Igor Mintusov President of the European Association of Political Consultants
The migration crisis unfolding on the Belarusian-Polish border has once again actualized the problem of large political (we have not talked about economic for a long time) costs incurred by the Kremlin from an alliance with Lukashenko. On the one hand, the current events on the western borders of Belarus should worry us only at the level of "high concern" about what is happening. On the other hand, we are witnessing how Russia is again drawn into the conflict between Lukashenko and the EU. European leaders accuse Russia of aiding the Belarusian authorities and threaten to impose sanctions. Russia may have two motives for political support for Lukashenko's dangerous and provocative actions (from the point of view of the West).
First. By virtue of its geopolitical interests, Russia is doomed to support any actions of Lukashenko, whether Russia likes these actions or not. Second. Russia supports all actions of Lukashenko, because Lukashenko is implementing the geopolitical strategy of the union state.
Firstly, it increases the military-political tension on the borders of the union state, which is beneficial to the power elites and the military-industrial complex of Russia, and secondly, Russia is becoming an irreplaceable moderator in the negotiation process between Lukashenko and Europe. In other words, by influencing Europe through the president of Belarus, illegitimate from the point of view of Brussels, Russia creates problems for European states, which Russia can later solve. Or maybe not.
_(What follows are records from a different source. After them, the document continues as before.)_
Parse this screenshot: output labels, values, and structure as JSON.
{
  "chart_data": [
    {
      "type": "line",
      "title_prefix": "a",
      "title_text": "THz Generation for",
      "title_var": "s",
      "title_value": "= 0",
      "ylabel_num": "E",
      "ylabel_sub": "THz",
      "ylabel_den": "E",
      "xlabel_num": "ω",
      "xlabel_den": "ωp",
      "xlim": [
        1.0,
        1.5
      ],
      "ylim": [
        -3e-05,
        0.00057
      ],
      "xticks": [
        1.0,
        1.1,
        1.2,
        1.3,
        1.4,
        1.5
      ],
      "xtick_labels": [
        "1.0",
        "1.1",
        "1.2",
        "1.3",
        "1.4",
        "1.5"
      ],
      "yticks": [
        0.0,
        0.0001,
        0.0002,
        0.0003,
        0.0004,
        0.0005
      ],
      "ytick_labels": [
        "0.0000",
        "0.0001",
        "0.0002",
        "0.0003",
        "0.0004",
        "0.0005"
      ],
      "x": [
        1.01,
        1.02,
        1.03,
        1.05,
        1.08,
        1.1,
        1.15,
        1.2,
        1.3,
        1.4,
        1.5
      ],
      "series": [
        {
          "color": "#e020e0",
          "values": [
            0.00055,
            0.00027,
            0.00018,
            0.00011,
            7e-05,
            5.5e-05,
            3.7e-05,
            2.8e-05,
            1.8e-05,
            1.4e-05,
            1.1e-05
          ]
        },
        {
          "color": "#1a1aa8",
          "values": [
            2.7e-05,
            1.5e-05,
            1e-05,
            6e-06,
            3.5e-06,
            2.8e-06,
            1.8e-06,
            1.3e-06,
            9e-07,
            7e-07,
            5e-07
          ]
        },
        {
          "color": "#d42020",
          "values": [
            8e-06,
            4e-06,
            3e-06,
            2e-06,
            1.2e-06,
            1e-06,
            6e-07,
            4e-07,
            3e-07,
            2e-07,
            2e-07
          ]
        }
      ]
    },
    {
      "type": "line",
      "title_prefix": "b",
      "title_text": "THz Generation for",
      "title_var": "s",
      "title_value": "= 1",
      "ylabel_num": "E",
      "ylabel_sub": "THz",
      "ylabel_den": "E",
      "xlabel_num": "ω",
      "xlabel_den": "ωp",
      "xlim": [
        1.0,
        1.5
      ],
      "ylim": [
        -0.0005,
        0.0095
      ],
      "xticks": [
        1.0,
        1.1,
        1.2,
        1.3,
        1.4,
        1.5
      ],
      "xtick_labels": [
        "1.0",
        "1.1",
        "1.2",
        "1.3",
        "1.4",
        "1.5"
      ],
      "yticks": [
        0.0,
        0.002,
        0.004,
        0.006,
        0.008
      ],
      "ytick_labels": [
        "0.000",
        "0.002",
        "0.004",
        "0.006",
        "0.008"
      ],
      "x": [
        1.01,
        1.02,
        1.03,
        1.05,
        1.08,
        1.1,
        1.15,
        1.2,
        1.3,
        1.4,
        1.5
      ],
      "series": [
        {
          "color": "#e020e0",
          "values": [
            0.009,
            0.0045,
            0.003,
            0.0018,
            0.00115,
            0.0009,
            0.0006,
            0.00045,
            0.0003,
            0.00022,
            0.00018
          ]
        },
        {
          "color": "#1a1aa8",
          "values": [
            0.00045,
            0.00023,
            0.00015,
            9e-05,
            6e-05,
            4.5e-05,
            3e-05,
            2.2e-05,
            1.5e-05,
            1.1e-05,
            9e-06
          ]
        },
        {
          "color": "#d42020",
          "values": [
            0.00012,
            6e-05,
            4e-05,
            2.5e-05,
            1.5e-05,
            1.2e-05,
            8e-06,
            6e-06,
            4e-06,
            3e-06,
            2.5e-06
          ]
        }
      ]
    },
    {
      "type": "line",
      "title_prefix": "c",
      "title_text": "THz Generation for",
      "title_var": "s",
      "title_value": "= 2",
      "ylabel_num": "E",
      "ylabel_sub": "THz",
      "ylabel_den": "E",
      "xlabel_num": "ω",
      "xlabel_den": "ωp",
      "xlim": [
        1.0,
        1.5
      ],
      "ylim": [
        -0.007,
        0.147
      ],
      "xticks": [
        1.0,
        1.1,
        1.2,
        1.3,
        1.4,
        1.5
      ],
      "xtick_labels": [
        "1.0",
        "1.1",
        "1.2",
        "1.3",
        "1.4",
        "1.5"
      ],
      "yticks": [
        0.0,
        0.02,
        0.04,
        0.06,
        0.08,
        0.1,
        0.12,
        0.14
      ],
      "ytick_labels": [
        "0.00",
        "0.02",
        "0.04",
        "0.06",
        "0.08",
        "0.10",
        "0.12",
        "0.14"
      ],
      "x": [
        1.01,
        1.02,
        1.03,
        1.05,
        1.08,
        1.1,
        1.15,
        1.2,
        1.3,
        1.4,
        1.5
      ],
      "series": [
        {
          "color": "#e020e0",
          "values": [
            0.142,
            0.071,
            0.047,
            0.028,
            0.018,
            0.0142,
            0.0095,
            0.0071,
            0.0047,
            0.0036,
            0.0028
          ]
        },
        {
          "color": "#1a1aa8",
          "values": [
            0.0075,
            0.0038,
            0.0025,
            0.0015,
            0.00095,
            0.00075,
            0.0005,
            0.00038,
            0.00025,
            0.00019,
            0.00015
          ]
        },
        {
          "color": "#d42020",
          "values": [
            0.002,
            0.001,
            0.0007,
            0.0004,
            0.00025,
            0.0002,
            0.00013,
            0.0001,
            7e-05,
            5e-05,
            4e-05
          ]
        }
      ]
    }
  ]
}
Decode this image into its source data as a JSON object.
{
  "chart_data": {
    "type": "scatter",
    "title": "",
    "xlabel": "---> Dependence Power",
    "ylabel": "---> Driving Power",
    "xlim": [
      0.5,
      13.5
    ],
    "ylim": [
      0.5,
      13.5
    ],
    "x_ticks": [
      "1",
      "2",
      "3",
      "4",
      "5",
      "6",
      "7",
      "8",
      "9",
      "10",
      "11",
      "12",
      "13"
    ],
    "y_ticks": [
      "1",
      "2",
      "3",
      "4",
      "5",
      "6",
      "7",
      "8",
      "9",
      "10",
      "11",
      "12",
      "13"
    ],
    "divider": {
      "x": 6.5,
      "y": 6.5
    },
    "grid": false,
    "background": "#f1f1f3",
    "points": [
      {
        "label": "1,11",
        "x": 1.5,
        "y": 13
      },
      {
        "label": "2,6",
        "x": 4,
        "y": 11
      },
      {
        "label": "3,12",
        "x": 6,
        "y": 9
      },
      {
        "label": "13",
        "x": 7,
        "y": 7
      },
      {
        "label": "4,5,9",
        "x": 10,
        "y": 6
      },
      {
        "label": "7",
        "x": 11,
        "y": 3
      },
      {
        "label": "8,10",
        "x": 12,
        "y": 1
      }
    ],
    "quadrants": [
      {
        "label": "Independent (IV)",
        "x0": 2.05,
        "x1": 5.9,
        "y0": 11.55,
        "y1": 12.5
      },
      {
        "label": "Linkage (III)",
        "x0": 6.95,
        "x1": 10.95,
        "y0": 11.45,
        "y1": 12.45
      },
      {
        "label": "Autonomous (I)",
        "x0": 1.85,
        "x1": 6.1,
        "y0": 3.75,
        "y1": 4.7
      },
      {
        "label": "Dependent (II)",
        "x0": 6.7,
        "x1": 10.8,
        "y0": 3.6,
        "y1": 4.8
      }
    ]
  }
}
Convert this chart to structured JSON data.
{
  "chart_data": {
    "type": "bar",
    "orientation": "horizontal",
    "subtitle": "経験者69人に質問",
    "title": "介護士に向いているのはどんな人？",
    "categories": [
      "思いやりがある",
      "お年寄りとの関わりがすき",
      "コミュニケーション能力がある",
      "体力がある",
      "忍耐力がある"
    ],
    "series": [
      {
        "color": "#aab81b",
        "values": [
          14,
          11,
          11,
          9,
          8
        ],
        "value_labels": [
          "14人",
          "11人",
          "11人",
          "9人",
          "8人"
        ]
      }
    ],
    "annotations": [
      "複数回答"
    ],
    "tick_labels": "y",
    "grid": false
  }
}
This suggests an analogy with Russia's policy towards the DPR and LPR in Ukraine. Russia does not plan to annex these Ukrainian territories. With the help of the DPR and LPR, Russia only wants to effectively influence the domestic and foreign policy of Ukraine.
How does the situation on the Belarusian-Polish border threaten Russia regardless of its motives for supporting Lukashenko? There is a real threat of being drawn into an armed conflict on the borders of the union state. Russia has security obligations to Belarus within the framework of the Union State and the CSTO. The preamble to the Treaty on the SG reads the following: “The Russian Federation and the Republic of Belarus, guided by the will of the peoples of Russia and Belarus, taking care of the vital interests of their citizens; <…> Confirming <…> the desire to live in peace and good neighborliness with other states, we agreed…”.
After reading this formulation, one wonders: do the recent events in Belarus really correspond to the will of the people of Russia? Does cooperation with Lukashenko really contribute to social and economic progress in Russia? What are the prospects for the Union State? Why do we defend Lukashenko from time to time and hold on to him? Moscow's support today is actually the only component of Lukashenko's legitimacy in the international arena. In other words, Moscow remains a hostage to any actions of Lukashenko and is doomed to defend him in any foreign policy adventurous actions.
Or is Lukashenko an effective tool for implementing Russia's foreign policy strategy?